We assessed the total amine oxidase activity of the differentiating primary calvaria cells using the media of cultured cells, in the presence and absence of BAPN, which is a well-known specific inhibitor of LOX-derived amine oxidase activity. Total amine oxidase activity was evaluated using collagen type I as a substrate. We noted that total amine oxidase activity increased until day 9 of differentiation, and then gradually decreased thereafter (Fig. 2). Moreover, total amine oxidase activity was inhibited by treatment with 1 mM BAPN compared to the background level for all samples tested (Fig. 2). The temporal pattern of total amine oxidase activity during osteoblast differentiation closely resembled the mRNA expression pattern observed for LOX.
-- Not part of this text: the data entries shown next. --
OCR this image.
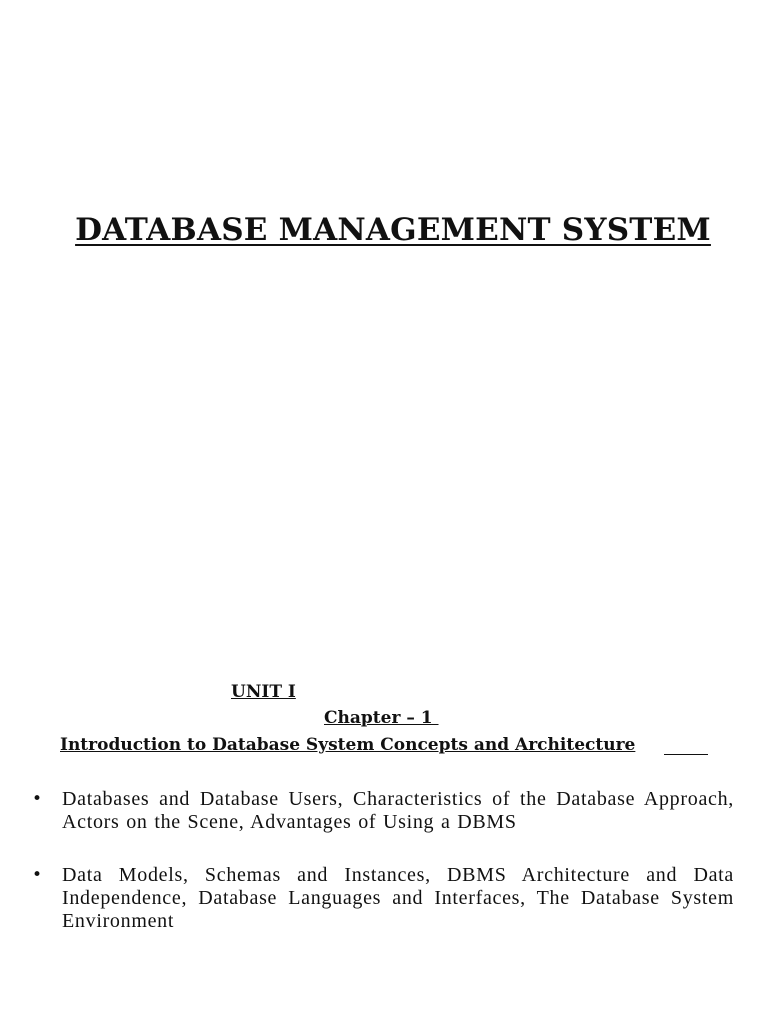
DATABASE MANAGEMENT SYSTEM
UNIT I
Chapter – 1
Introduction to Database System Concepts and Architecture
• Databases and Database Users, Characteristics of the Database Approach, Actors on the Scene, Advantages of Using a DBMS
• Data Models, Schemas and Instances, DBMS Architecture and Data Independence, Database Languages and Interfaces, The Database System Environment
To evaluate LOX expression at the protein level, we performed western blot analyses of the culture media collected throughout the osteoblast differentiation period. The culture medium was collected every 3 days, concentrated 10-fold, and then subjected to western blot analysis with an antibody specific to LOX. Analogous to the total amine oxidase activity, the highest expression level of LOX protein was detected on day 9 of differentiation, and then decreased thereafter, reaching the basal level (Fig. 3). These results suggest that the total amine oxidase activity of the differentiating mouse calvaria cells was derived from LOX protein, which was expressed and secreted into the culture medium.

To investigate the effects of LOX on the osteoblast differentiation of primary mouse calvaria cells, we inhibited the amine oxidase activity of LOX by including BAPN in the culture medium. We then assessed the effects of BAPN on mineral nodule formation, as well as its effects on the expression of osteoblast marker genes, namely ALP, OPN, BSP, OCN and RUNX2. We noted that BAPN substantially reduced the expression of all the marker genes tested in a dose-dependent manner (Fig. 4). Moreover, ARS staining suggested that the inhibitory effect of BAPN on mineral nodule formation was not evident during the early stages of differentiation (days 0–12), but became distinct on day 15, and even clearer during the later stages of osteoblast differentiation (Fig. 5).